Es regnet und zwar ausgiebig. Die letzte Etappe hatten wir uns ein wenig anders vorgestellt.

Wir warten noch eine Stunde, machen uns dann gut eigepackt auf den Weg. Entlang der Lech fahren wir auf wolkenverhangenen Wegen in die Region Steingarten.

Im Regen erreichen wir die Wallfahrtskirche zum gegeißelten Heiland auf der Wies, kurz Wieskirch genannt. Zeitgleich mit uns kommt eine Busladung mit Touristen an. Misstrauisch werden wir beäugt, ob diese verdreckten und vermummten Gestalten auch die Kirche besichtigen wollen? Wollen wir auch, denn wir sind ja schließlich extra angereist.

Besichtigungen macht ja bekanntlich hungrig und so steuern wir die Trauchgauer Almstube bei Halblech an. Pünktlich zur Einkehr hört es auf zu regnen und wir können uns aus den Regeklamotten schälen. Gut gestärkt soll es nun auf die letzte Etappe in Richtung Füssen gehen. Als wir aufbrechen wollen, beginnt es wieder zu regnen . Es war ja auch nicht anders zu erwarten.

Wir haben den Königswinkel mit den Schwangauer Schlössern erreicht. So kurz vor dem Ziel möchte man einfach weiterfahren. Für ein paar Schnappschüsse nehmen wir uns aber noch ein bissen Zeit. Hoffen auf eine Wolkenlücke um vielleicht das ein oder andere sehenswerte Foto zu machen.

Neuschwanstein.

Am Lechfall

Die Innenstadt von Füssen ist erreicht und die letzten Meter meine langen Reise liegen vor mir. Wir werden bereits am Stadtbrunnen erwartet. In meiner Euphorie bemerke ich gar nicht, dass wir mitten in der Fußgängerzone sind.

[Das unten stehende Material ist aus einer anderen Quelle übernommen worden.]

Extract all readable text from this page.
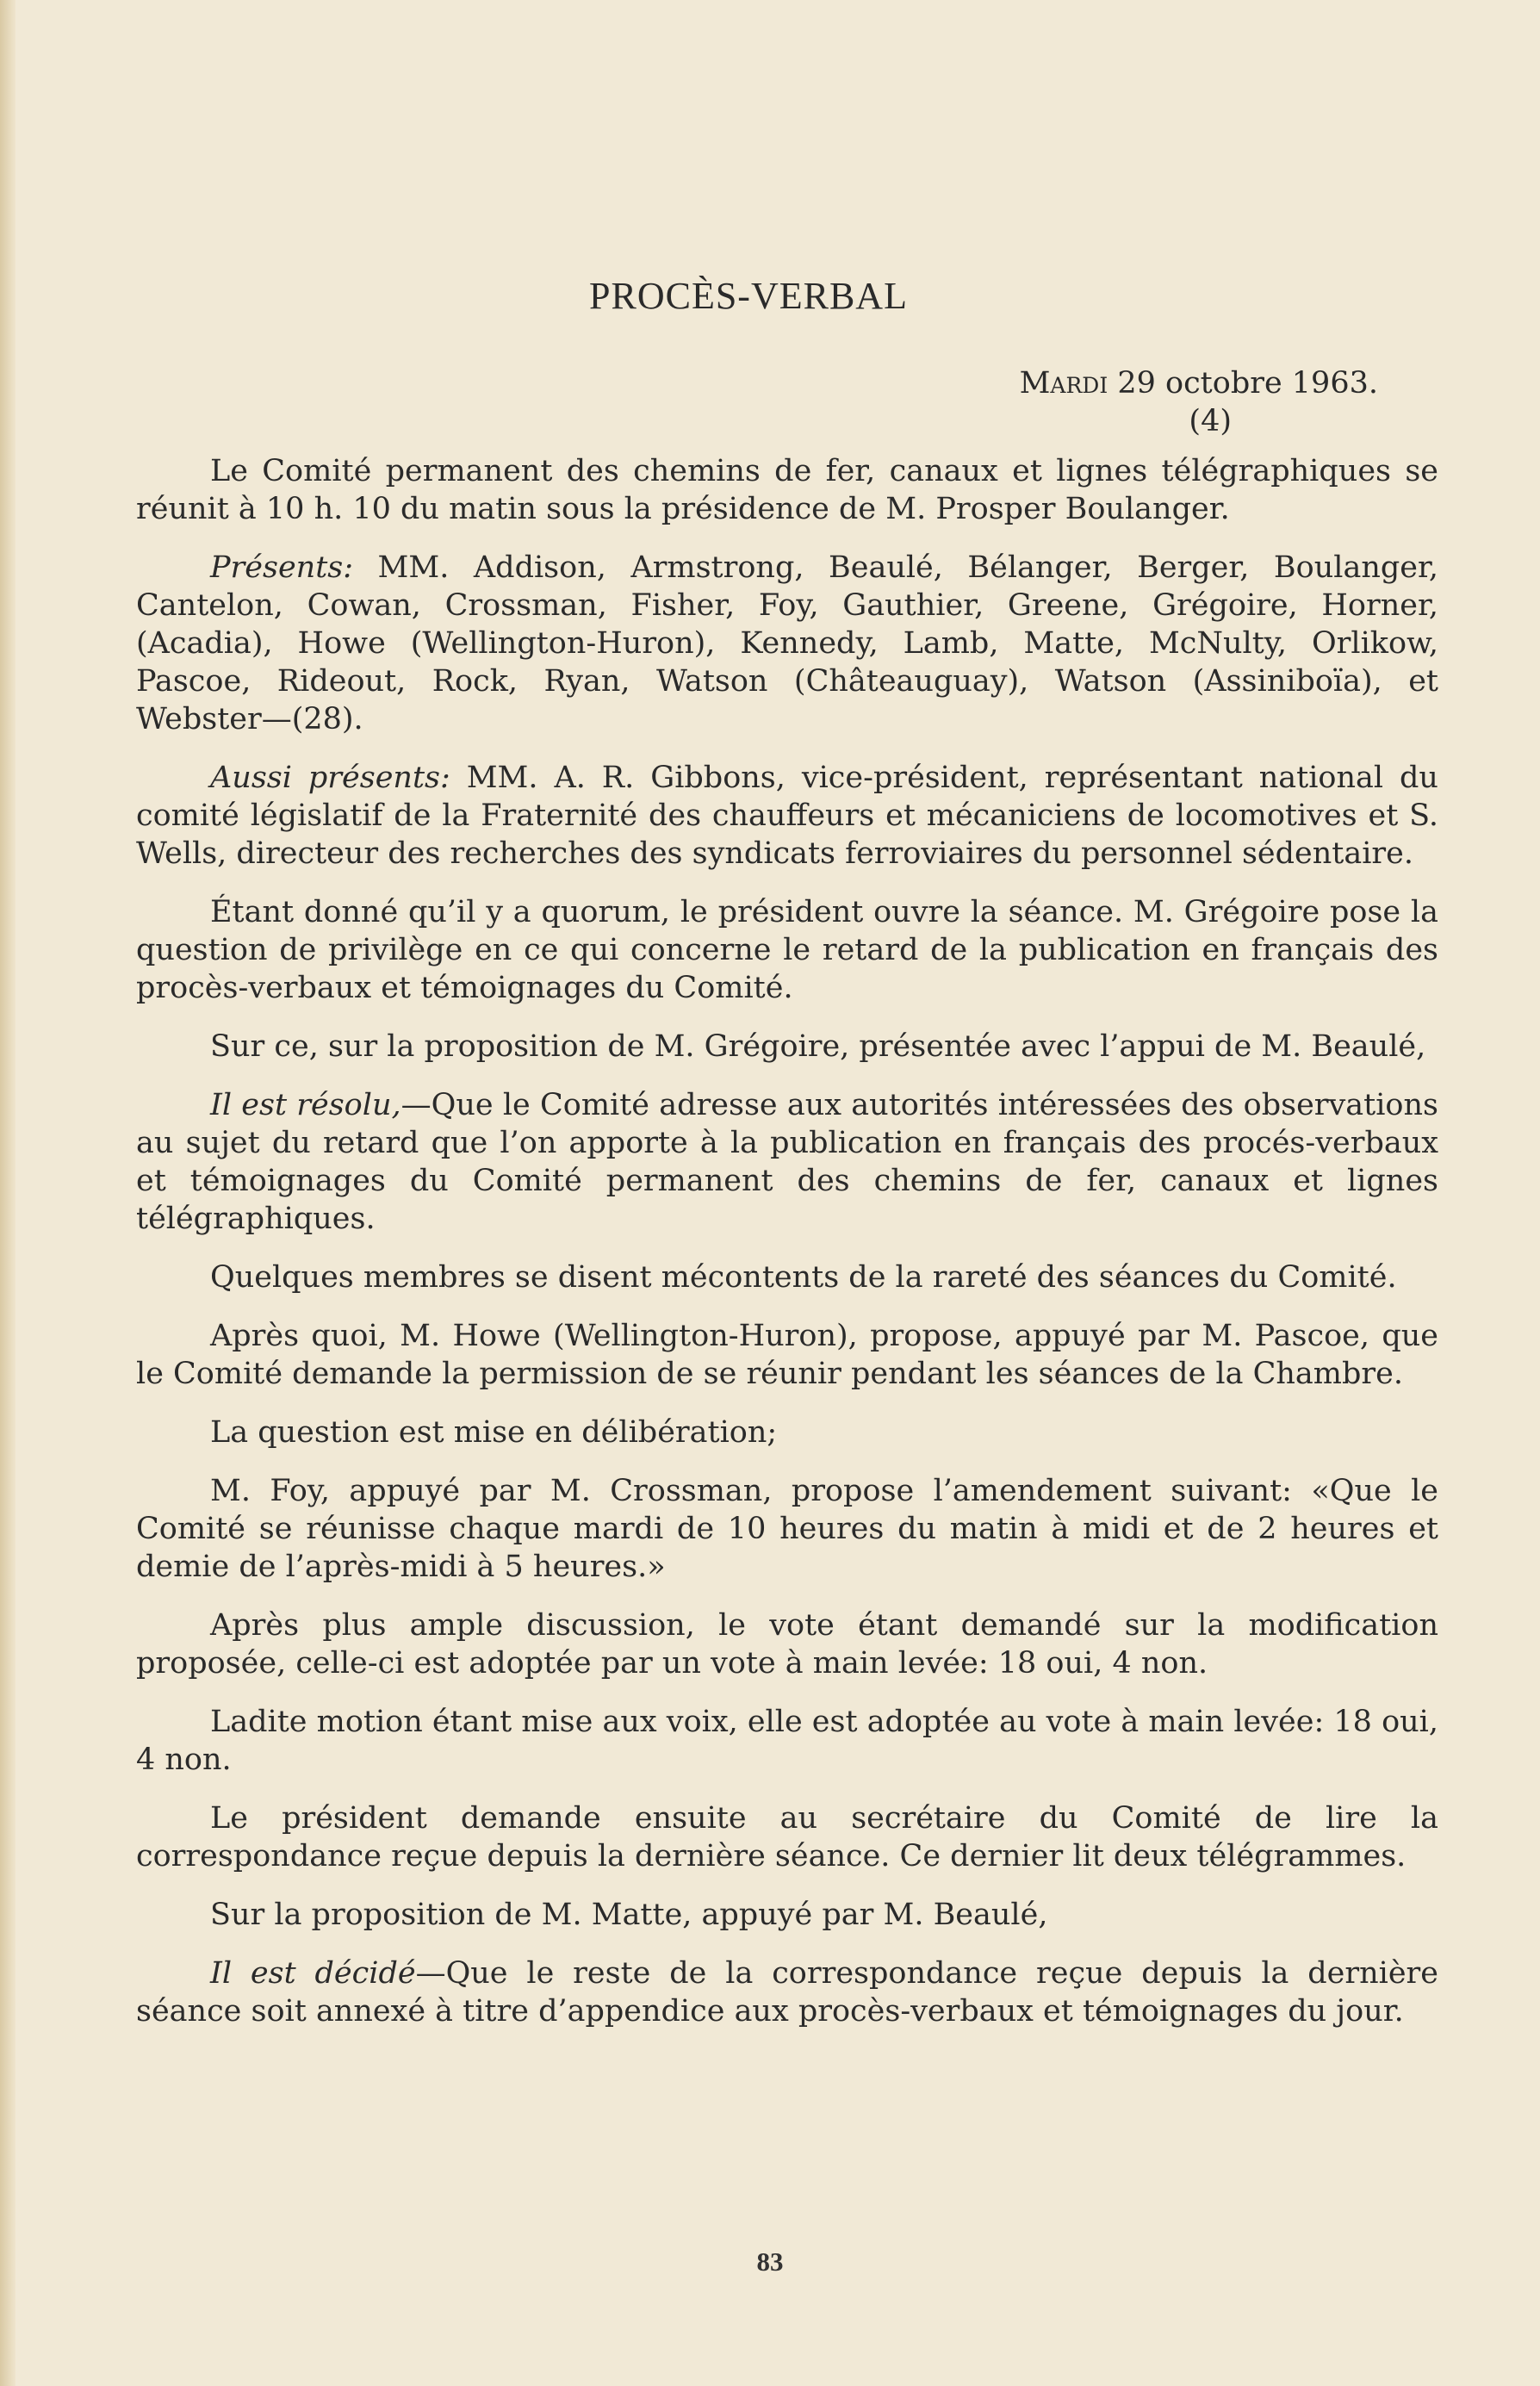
PROCÈS-VERBAL
Mardi 29 octobre 1963.
(4)

Le Comité permanent des chemins de fer, canaux et lignes télégraphiques se réunit à 10 h. 10 du matin sous la présidence de M. Prosper Boulanger.

Présents: MM. Addison, Armstrong, Beaulé, Bélanger, Berger, Boulanger, Cantelon, Cowan, Crossman, Fisher, Foy, Gauthier, Greene, Grégoire, Horner, (Acadia), Howe (Wellington-Huron), Kennedy, Lamb, Matte, McNulty, Orlikow, Pascoe, Rideout, Rock, Ryan, Watson (Châteauguay), Watson (Assiniboïa), et Webster—(28).

Aussi présents: MM. A. R. Gibbons, vice-président, représentant national du comité législatif de la Fraternité des chauffeurs et mécaniciens de locomotives et S. Wells, directeur des recherches des syndicats ferroviaires du personnel sédentaire.

Étant donné qu’il y a quorum, le président ouvre la séance. M. Grégoire pose la question de privilège en ce qui concerne le retard de la publication en français des procès-verbaux et témoignages du Comité.

Sur ce, sur la proposition de M. Grégoire, présentée avec l’appui de M. Beaulé,

Il est résolu,—Que le Comité adresse aux autorités intéressées des observations au sujet du retard que l’on apporte à la publication en français des procés-verbaux et témoignages du Comité permanent des chemins de fer, canaux et lignes télégraphiques.

Quelques membres se disent mécontents de la rareté des séances du Comité.

Après quoi, M. Howe (Wellington-Huron), propose, appuyé par M. Pascoe, que le Comité demande la permission de se réunir pendant les séances de la Chambre.

La question est mise en délibération;

M. Foy, appuyé par M. Crossman, propose l’amendement suivant: «Que le Comité se réunisse chaque mardi de 10 heures du matin à midi et de 2 heures et demie de l’après-midi à 5 heures.»

Après plus ample discussion, le vote étant demandé sur la modification proposée, celle-ci est adoptée par un vote à main levée: 18 oui, 4 non.

Ladite motion étant mise aux voix, elle est adoptée au vote à main levée: 18 oui, 4 non.

Le président demande ensuite au secrétaire du Comité de lire la correspondance reçue depuis la dernière séance. Ce dernier lit deux télégrammes.

Sur la proposition de M. Matte, appuyé par M. Beaulé,

Il est décidé—Que le reste de la correspondance reçue depuis la dernière séance soit annexé à titre d’appendice aux procès-verbaux et témoignages du jour.

83
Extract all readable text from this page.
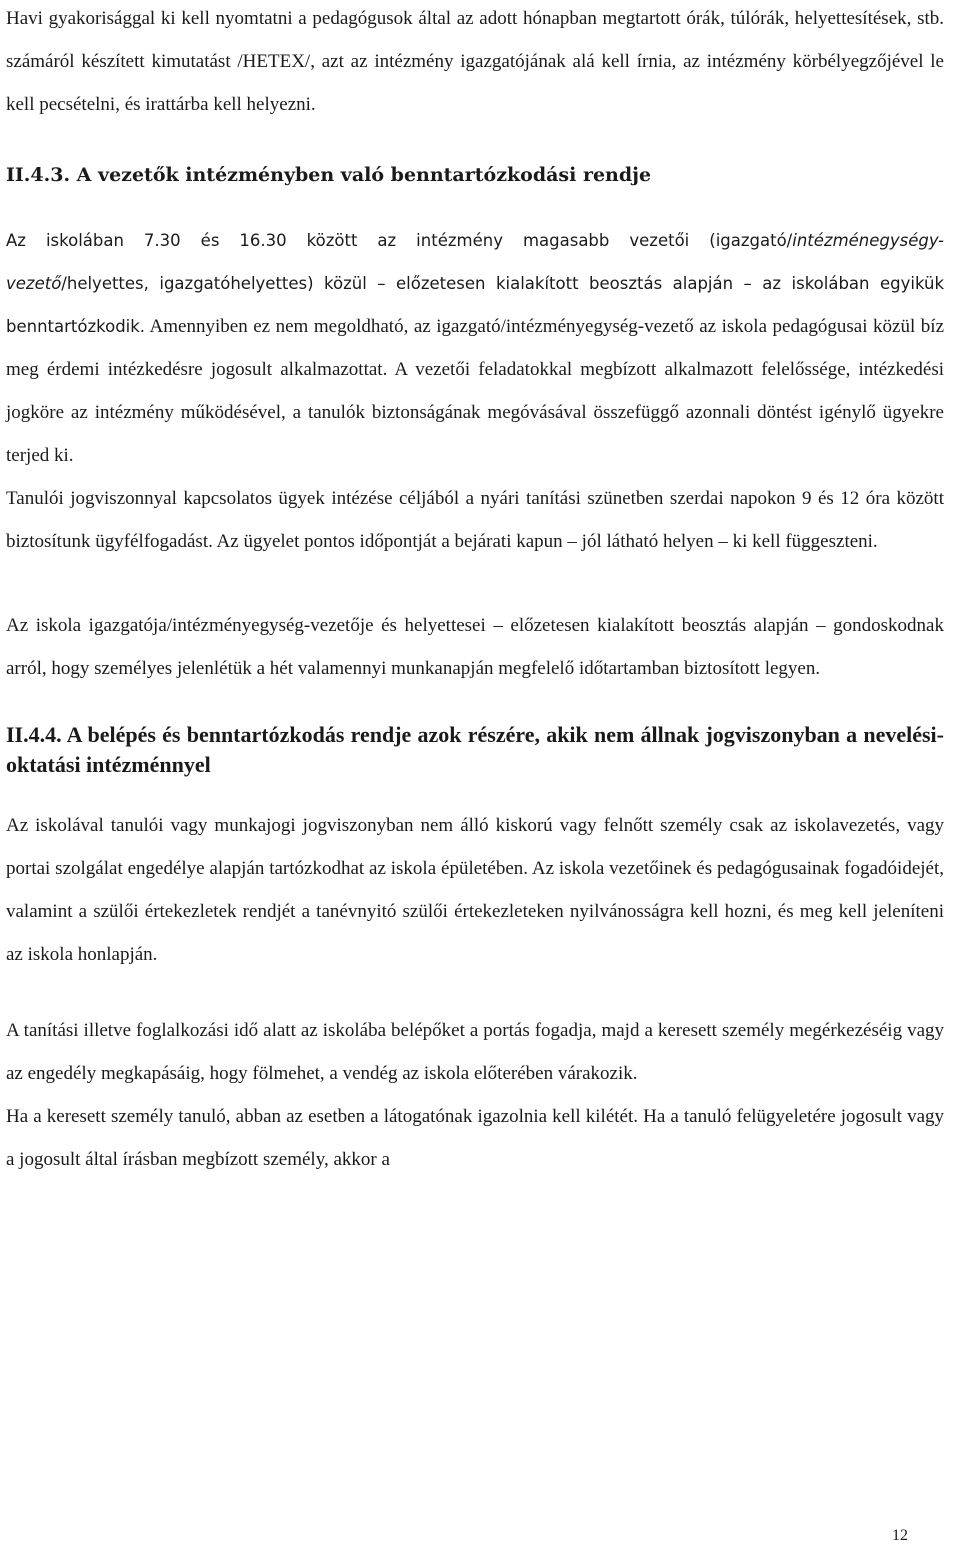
Havi gyakorisággal ki kell nyomtatni a pedagógusok által az adott hónapban megtartott órák, túlórák, helyettesítések, stb. számáról készített kimutatást /HETEX/, azt az intézmény igazgatójának alá kell írnia, az intézmény körbélyegzőjével le kell pecsételni, és irattárba kell helyezni.

II.4.3. A vezetők intézményben való benntartózkodási rendje

Az iskolában 7.30 és 16.30 között az intézmény magasabb vezetői (igazgató/intézménegységy-vezető/helyettes, igazgatóhelyettes) közül – előzetesen kialakított beosztás alapján – az iskolában egyikük benntartózkodik. Amennyiben ez nem megoldható, az igazgató/intézményegység-vezető az iskola pedagógusai közül bíz meg érdemi intézkedésre jogosult alkalmazottat. A vezetői feladatokkal megbízott alkalmazott felelőssége, intézkedési jogköre az intézmény működésével, a tanulók biztonságának megóvásával összefüggő azonnali döntést igénylő ügyekre terjed ki.

Tanulói jogviszonnyal kapcsolatos ügyek intézése céljából a nyári tanítási szünetben szerdai napokon 9 és 12 óra között biztosítunk ügyfélfogadást. Az ügyelet pontos időpontját a bejárati kapun – jól látható helyen – ki kell függeszteni.

Az iskola igazgatója/intézményegység-vezetője és helyettesei – előzetesen kialakított beosztás alapján – gondoskodnak arról, hogy személyes jelenlétük a hét valamennyi munkanapján megfelelő időtartamban biztosított legyen.

II.4.4. A belépés és benntartózkodás rendje azok részére, akik nem állnak jogviszonyban a nevelési-oktatási intézménnyel

Az iskolával tanulói vagy munkajogi jogviszonyban nem álló kiskorú vagy felnőtt személy csak az iskolavezetés, vagy portai szolgálat engedélye alapján tartózkodhat az iskola épületében. Az iskola vezetőinek és pedagógusainak fogadóidejét, valamint a szülői értekezletek rendjét a tanévnyitó szülői értekezleteken nyilvánosságra kell hozni, és meg kell jeleníteni az iskola honlapján.

A tanítási illetve foglalkozási idő alatt az iskolába belépőket a portás fogadja, majd a keresett személy megérkezéséig vagy az engedély megkapásáig, hogy fölmehet, a vendég az iskola előterében várakozik.

Ha a keresett személy tanuló, abban az esetben a látogatónak igazolnia kell kilétét. Ha a tanuló felügyeletére jogosult vagy a jogosult által írásban megbízott személy, akkor a

12
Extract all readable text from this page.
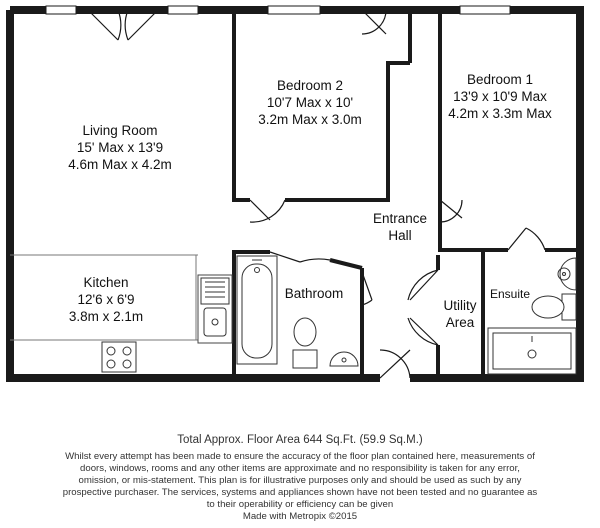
Living Room
15' Max x 13'9
4.6m Max x 4.2m
Bedroom 2
10'7 Max x 10'
3.2m Max x 3.0m
Bedroom 1
13'9 x 10'9 Max
4.2m x 3.3m Max
Kitchen
12'6 x 6'9
3.8m x 2.1m
Bathroom
Entrance
Hall
Utility
Area
Ensuite
Total Approx. Floor Area 644 Sq.Ft. (59.9 Sq.M.)
Whilst every attempt has been made to ensure the accuracy of the floor plan contained here, measurements of doors, windows, rooms and any other items are approximate and no responsibility is taken for any error, omission, or mis-statement. This plan is for illustrative purposes only and should be used as such by any prospective purchaser. The services, systems and appliances shown have not been tested and no guarantee as to their operability or efficiency can be given
Made with Metropix ©2015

Die Mitradler bleiben zurück, um mir den Moment der Zielankunft zu überlassen (danke euch auch dafür). Eine illustrere kleine Schar hat sich eingefunden und wir werden überschwänglich empfangen. Noch heute, wo ich diese Zeilen niederschreibe, kann ich dieses ergreifende Gefühl nicht richtig beschreiben.

Eine wunderschöne Reise hat hier und heute ihren Abschluss gefunden mit Erlebnissen, die man für Geld nicht kaufen kann. Es ist schön, Freunde zu haben. Schließlich und endlich sind es 1420 Kilometer geworden, die ich durch Deutschland geradelt bin.

Danke an alle, die mich, in welcher Form auch immer, begleitet haben.